Die künstlerischen wie diskursiven Beiträge der Festivalteilnehmer:innen setzen sich aus unterschiedlichsten Perspektiven mit lokalen Kontexten, globalen Herausforderungen und aktuellen urbanen Tendenzen auseinander. So bilden die deutsch-türkischen Beziehungen zur Zeit des Ersten Weltkriegs einen wichtigen Ausgangspunkt. Weiterer Ankerpunkt ist der 60. Jahrestag des Anwerbeabkommens. Dieser Migrationsprozess hat beide Länder geprägt und verändert.
Arbeiten zu dringlichen Themen wie der Klimakrise und den städtischen Transformationsprozessen zeigen ferner, wie sich globale Fragen in beiden Ländern auswirken. Die Türkei und insbesondere ihr ökonomisches Zugpferd Istanbul sind geprägt durch neoliberale stadtplanerische Projekte der letzten 20 Jahre: der umstrittene neue Flughafen, dem hunderttausende Bäume und zahlreiche Dörfer zum Opfer fielen, die Hochhäuser und Gated Communities, die zu verstärkter Segregation führen.
Die Werke, die sich mit Frauenrechten, LGBTQ und Körperpolitik befassen, rücken gesellschaftliche Missstände in den Fokus. Allein im Jahr 2020 sind 404 Frauen in der Türkei ermordet worden. Die Gewalt gegen queere Menschen im öffentlichen Raum nimmt zu, seit Jahren ist die Pride-Parade verboten. 2021 ist die Türkei aus der Istanbul-Konvention ausgetreten, die Gewalt gegen Frauen europaweit verhindern soll.

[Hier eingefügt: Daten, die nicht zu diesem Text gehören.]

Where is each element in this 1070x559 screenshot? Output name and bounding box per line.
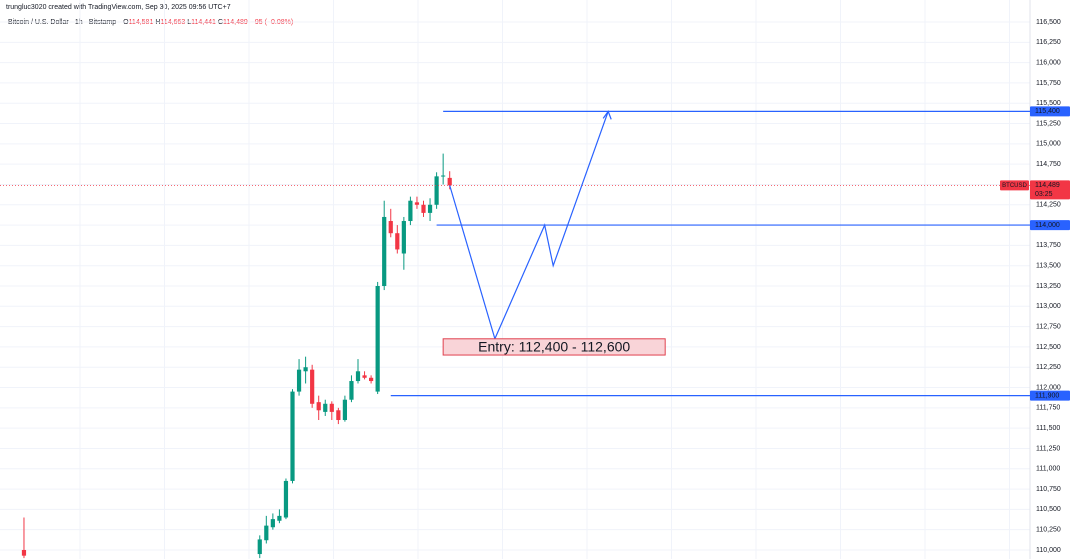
y-tick-label: 112,000	[1036, 384, 1061, 391]
y-tick-label: 110,750	[1036, 486, 1061, 493]
y-tick-label: 114,250	[1036, 202, 1061, 209]
candle-body	[290, 391, 295, 481]
y-tick-label: 115,500	[1036, 100, 1061, 107]
candle-body	[257, 539, 262, 555]
countdown-label: 03:25	[1035, 191, 1053, 198]
y-tick-label: 113,000	[1036, 303, 1061, 310]
candle-body	[270, 519, 275, 528]
price-tag-label: 114,489	[1035, 182, 1060, 189]
y-tick-label: 116,000	[1036, 59, 1061, 66]
level-tag	[1030, 390, 1070, 401]
candle-body	[427, 204, 433, 213]
candle-body	[375, 285, 380, 392]
candle-body	[329, 403, 334, 412]
candle-body	[362, 375, 367, 378]
candle-body	[349, 381, 354, 400]
candle-body	[414, 202, 420, 205]
y-tick-label: 112,250	[1036, 364, 1061, 371]
y-tick-label: 111,500	[1036, 425, 1060, 432]
y-tick-label: 114,750	[1036, 161, 1061, 168]
candle-body	[277, 515, 282, 521]
y-tick-label: 115,750	[1036, 80, 1061, 87]
y-tick-label: 115,000	[1036, 141, 1061, 148]
level-tag-label: 115,400	[1035, 108, 1060, 115]
candle-body	[336, 410, 341, 421]
candle-body	[401, 221, 406, 254]
candle-body	[296, 369, 302, 392]
candle-body	[21, 549, 27, 556]
candle-body	[355, 371, 361, 382]
y-tick-label: 112,500	[1036, 344, 1061, 351]
candle-body	[447, 177, 452, 186]
y-tick-label: 111,750	[1036, 405, 1060, 412]
candle-body	[342, 399, 348, 421]
candle-body	[316, 402, 321, 411]
projection-path	[449, 111, 609, 341]
candle-body	[441, 175, 446, 177]
y-tick-label: 116,250	[1036, 39, 1061, 46]
entry-box	[442, 338, 666, 356]
candle-body	[310, 369, 315, 404]
candle-body	[434, 176, 439, 205]
y-tick-label: 110,500	[1036, 506, 1061, 513]
attribution: trungluc3020 created with TradingView.co…	[6, 4, 231, 11]
y-tick-label: 110,000	[1036, 547, 1061, 554]
candle-body	[382, 216, 387, 286]
level-tag-label: 111,900	[1035, 392, 1059, 399]
level-tag-label: 114,000	[1035, 222, 1060, 229]
candle-body	[369, 377, 374, 382]
candle-body	[421, 204, 426, 213]
y-tick-label: 115,250	[1036, 120, 1061, 127]
candle-body	[408, 200, 413, 222]
y-tick-label: 111,000	[1036, 466, 1060, 473]
candle-body	[388, 221, 393, 234]
y-tick-label: 113,250	[1036, 283, 1061, 290]
y-tick-label: 111,250	[1036, 445, 1060, 452]
y-tick-label: 113,750	[1036, 242, 1061, 249]
symbol-tag	[1000, 180, 1029, 191]
candle-body	[323, 403, 328, 412]
price-tag	[1030, 180, 1070, 200]
level-tag	[1030, 220, 1070, 231]
y-tick-label: 112,750	[1036, 323, 1061, 330]
y-tick-label: 116,500	[1036, 19, 1061, 26]
candle-body	[303, 367, 308, 372]
entry-label: Entry: 112,400 - 112,600	[478, 339, 630, 355]
symbol-tag-label: BTCUSD	[1002, 183, 1027, 189]
level-tag	[1030, 106, 1070, 117]
arrow-head	[602, 110, 612, 120]
candle-body	[395, 233, 400, 250]
candle-body	[283, 480, 289, 518]
candle-body	[264, 525, 269, 541]
y-tick-label: 110,250	[1036, 527, 1061, 534]
y-tick-label: 113,500	[1036, 263, 1061, 270]
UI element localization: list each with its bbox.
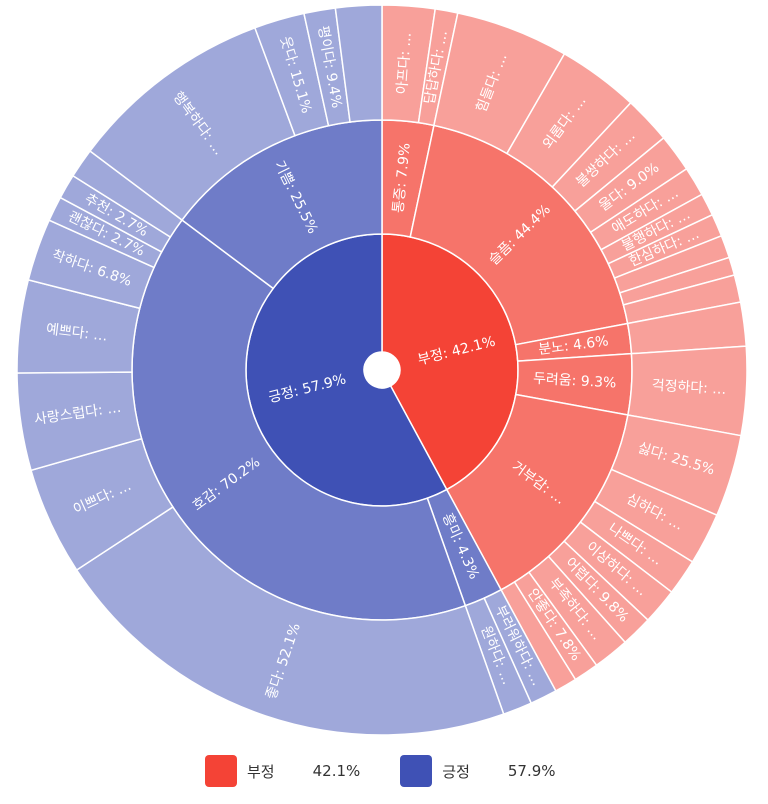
label-걱정하다: 걱정하다: … [651, 378, 726, 398]
legend-value-negative: 42.1% [312, 762, 361, 780]
label-두려움: 두려움: 9.3% [533, 371, 617, 392]
sunburst-segments [16, 4, 748, 736]
legend-item-negative[interactable]: 부정 42.1% [205, 755, 360, 787]
label-예쁘다: 예쁘다: … [45, 321, 108, 344]
label-통증: 통증: 7.9% [391, 142, 414, 214]
chart-legend: 부정 42.1% 긍정 57.9% [205, 755, 596, 787]
label-아프다: 아프다: … [394, 32, 414, 95]
center-hole [364, 352, 400, 388]
legend-value-positive: 57.9% [507, 762, 556, 780]
legend-label-positive: 긍정 [442, 762, 470, 781]
segment-좋다[interactable] [75, 505, 505, 736]
segment-unlabeled-2-3[interactable] [334, 4, 383, 123]
legend-label-negative: 부정 [247, 762, 275, 781]
legend-item-positive[interactable]: 긍정 57.9% [400, 755, 556, 787]
sunburst-chart: 부정: 42.1%통증: 7.9%아프다: … 답답하다: …슬픔: 44.4%힘… [16, 4, 748, 736]
legend-swatch-negative [205, 755, 237, 787]
legend-swatch-positive [400, 755, 433, 787]
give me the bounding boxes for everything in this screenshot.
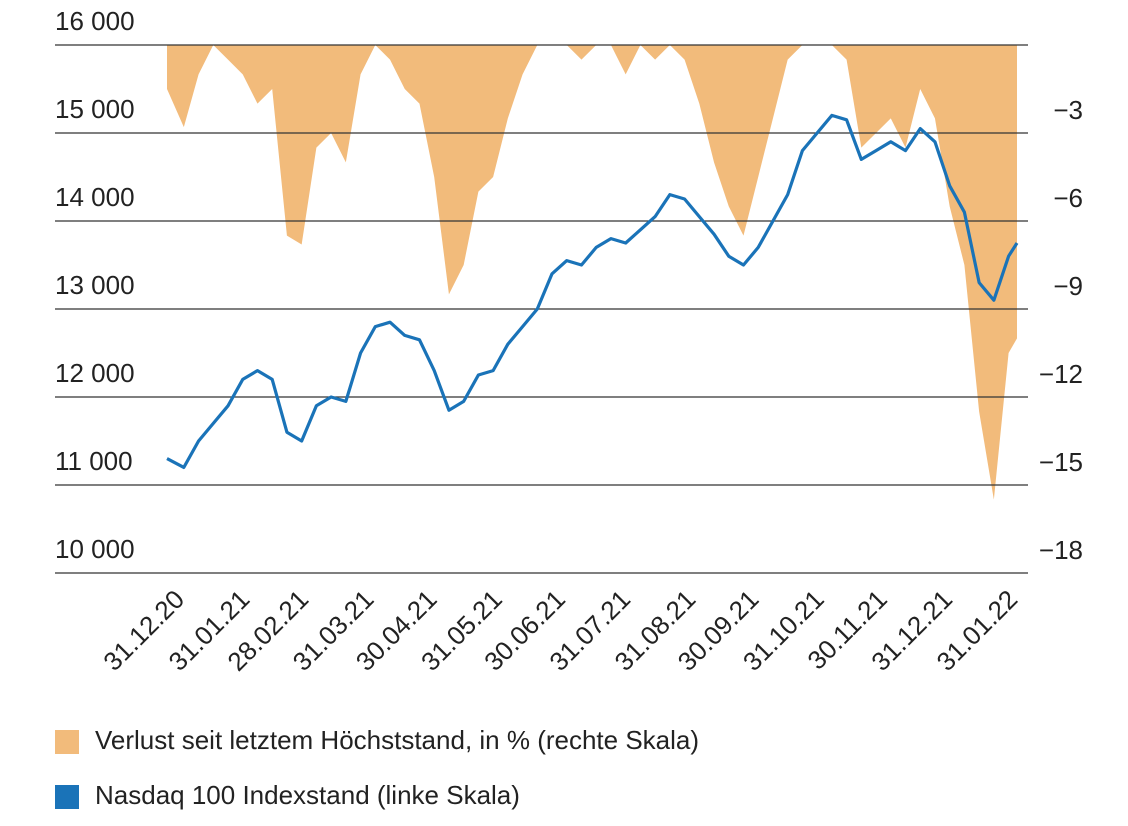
y2-tick-label: −18 [1039, 535, 1083, 565]
y-tick-label: 16 000 [55, 6, 135, 36]
y2-tick-label: −6 [1053, 183, 1083, 213]
line [166, 113, 1019, 469]
legend-label: Nasdaq 100 Indexstand (linke Skala) [95, 780, 520, 810]
y-tick-label: 13 000 [55, 270, 135, 300]
y-tick-label: 12 000 [55, 358, 135, 388]
y2-tick-label: −9 [1053, 271, 1083, 301]
y2-tick-label: −15 [1039, 447, 1083, 477]
y2-tick-label: −12 [1039, 359, 1083, 389]
y-tick-label: 10 000 [55, 534, 135, 564]
legend-label: Verlust seit letztem Höchststand, in % (… [95, 725, 699, 755]
legend-swatch [55, 730, 79, 754]
y-tick-label: 14 000 [55, 182, 135, 212]
y-tick-label: 15 000 [55, 94, 135, 124]
area [167, 45, 1017, 500]
legend-swatch [55, 785, 79, 809]
y-tick-label: 11 000 [55, 446, 133, 476]
y2-tick-label: −3 [1053, 95, 1083, 125]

Darüber hinaus gibt es künstlerische Arbeiten, die sich mit dem Ort und dem Zweck von Residenzprogrammen selbst auseinandersetzen und die Frage erörtern, wie man an einer durch eine Mauer von der Nachbarschaft und der Stadt abgetrennten Institution Kontakte zu der Kunstszene vor Ort aufbauen und pflegen kann.
Schon die Stipendiat*innen der ersten Stunde machten das postmigrantische Profil deutlich, besonders im Bereich Theater. Nicht zuletzt ist es eine der Leistungen der Kulturakademie Tarabya, dass diese Künstler:innen mit neuen Themen, Stoffen und Formaten einem breiten Publikum in der Bundesrepublik bekannt geworden sind.
Der Schwerpunkt des Literatur- und Diskursprogramms liegt auf der Gegenwart der deutschen Gesellschaft. 2021 ist sie jüdisch, postmigrantisch, queer, Schwarz und so vieles mehr. Das ist nicht zuletzt Ergebnis der Migration der letzten Jahrzehnte, die Kultur und Zivilgesellschaft maßgeblich verändert hat. Diese neue Realität erzeugt auch den Bedarf an einer veränderten Perspektive auf Geschichte und Gegenwart der deutschen Gesellschaft. Und Literatur und Essayistik sind Praxen, die diese Komplexität der Geschichte und Geschichten aller hier lebenden Menschen auf besondere Weise abbilden können.
Die Suche nach Netzwerken, Zugehörigkeiten, nach globalen Themen, Geschichte und Geschichten wird auch in Zukunft das Thema der Künstler:innen aus Deutschland und der Türkei sein. Die Kulturakademie Tarabya wird weiterhin ihren Teil dazu beitragen.